IV. The DC Metro station as a secular cathedral.

The effect of being in one of the larger single-line stations is not unlike being in a secular cathedral. In size and rough shape, as well as in lighting, sound levels, and temperature, they ape their religious counterparts. I have rarely felt peaceful moments as tranquil as those while sitting in the dark on the cool stone benches of one of these stations when there are few people about.

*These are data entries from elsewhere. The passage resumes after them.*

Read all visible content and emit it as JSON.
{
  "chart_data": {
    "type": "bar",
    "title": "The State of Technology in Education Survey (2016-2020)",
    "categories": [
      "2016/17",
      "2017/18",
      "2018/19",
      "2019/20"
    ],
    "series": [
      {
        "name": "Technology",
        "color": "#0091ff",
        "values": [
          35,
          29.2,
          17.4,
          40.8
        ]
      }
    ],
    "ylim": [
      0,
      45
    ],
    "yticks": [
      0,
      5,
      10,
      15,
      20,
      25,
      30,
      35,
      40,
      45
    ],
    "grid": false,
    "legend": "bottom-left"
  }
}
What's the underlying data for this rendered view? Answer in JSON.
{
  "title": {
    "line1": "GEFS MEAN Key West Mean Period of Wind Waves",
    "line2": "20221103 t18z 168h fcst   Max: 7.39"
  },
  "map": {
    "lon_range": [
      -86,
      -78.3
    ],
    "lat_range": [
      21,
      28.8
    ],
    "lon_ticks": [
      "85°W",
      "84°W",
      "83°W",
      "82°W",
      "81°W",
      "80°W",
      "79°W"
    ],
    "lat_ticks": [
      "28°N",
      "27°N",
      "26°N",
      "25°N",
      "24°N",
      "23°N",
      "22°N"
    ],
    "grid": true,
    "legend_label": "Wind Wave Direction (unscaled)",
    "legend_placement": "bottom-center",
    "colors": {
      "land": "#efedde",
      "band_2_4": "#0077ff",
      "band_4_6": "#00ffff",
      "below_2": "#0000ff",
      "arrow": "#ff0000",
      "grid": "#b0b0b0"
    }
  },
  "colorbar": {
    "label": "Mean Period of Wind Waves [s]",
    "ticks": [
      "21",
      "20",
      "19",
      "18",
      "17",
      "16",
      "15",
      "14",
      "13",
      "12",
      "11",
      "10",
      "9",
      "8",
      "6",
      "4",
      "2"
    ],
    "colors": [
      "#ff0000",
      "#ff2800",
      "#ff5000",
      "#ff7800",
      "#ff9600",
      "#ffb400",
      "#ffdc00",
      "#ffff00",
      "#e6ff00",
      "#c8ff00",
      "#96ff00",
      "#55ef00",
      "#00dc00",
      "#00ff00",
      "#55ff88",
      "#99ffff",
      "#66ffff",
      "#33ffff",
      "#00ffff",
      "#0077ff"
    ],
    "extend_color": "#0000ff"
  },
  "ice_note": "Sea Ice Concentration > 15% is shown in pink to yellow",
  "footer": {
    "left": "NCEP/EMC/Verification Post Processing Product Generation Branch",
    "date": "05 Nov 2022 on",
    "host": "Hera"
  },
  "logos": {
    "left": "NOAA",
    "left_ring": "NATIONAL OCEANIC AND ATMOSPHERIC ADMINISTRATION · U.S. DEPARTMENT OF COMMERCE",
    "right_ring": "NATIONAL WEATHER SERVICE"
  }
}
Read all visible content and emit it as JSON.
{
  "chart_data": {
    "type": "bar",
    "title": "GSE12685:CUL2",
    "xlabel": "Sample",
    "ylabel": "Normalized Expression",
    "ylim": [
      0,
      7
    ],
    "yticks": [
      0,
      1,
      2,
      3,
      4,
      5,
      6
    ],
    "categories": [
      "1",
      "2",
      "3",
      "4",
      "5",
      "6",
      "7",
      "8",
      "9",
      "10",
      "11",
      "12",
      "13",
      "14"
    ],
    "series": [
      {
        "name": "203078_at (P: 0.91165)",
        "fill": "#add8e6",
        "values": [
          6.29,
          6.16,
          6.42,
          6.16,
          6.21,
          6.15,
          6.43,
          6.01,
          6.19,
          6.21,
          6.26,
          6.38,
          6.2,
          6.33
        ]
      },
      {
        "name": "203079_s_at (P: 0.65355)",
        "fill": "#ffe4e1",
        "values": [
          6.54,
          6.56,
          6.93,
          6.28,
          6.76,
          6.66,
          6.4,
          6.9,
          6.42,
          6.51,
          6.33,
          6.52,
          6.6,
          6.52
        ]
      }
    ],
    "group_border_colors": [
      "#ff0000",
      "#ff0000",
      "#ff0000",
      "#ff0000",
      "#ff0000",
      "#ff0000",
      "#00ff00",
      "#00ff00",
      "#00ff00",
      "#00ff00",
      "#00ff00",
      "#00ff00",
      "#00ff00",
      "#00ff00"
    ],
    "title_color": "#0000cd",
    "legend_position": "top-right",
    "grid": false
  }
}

The inducement to contemplation and simple joy of being in a (secularly) numinous place is one of the more humanizing benefits of living in D.C. (N.B.: photos of the stations are almost always overexposed to bring out detail, making the interiors look brighter than they really are.)


URLs.

Links to all stations with (small) photos of each: (http://www.wmata.com/metrorail/stations.cfm).
LBJ letter: (http://chnm.gmu.edu/metro/arc1.html).
Gordon Bunshaft (SOM) vault sketch, 1967: (http://chnm.gmu.edu/metro/arc2.html#).
Stations, including Dupont Circle north entrance: (http://chnm.gmu.edu/metro/arc3.html#).
Construction: (http://chnm.gmu.edu/metro/con2.html).

Bibliography.

Kousoulas, Claudia, and Kousoulas, George. 1995. Contemporary Architecture in Washington, D.C. (See pp. 52-53 for Metro Center Station.)
Washington Metropolitan Area Transit Authority. 1991. All About the Metro System. (Doubtlessly an updated brochure has been published--but for its map, station and fare list, and instructions for using station equipment this brochure or its descendant is excellent.)
Weeks, Christopher. 1994. AIA Guide to the Architecture of Washington, D.C., third edition. (See p. 73 for Judiciary Square Station.)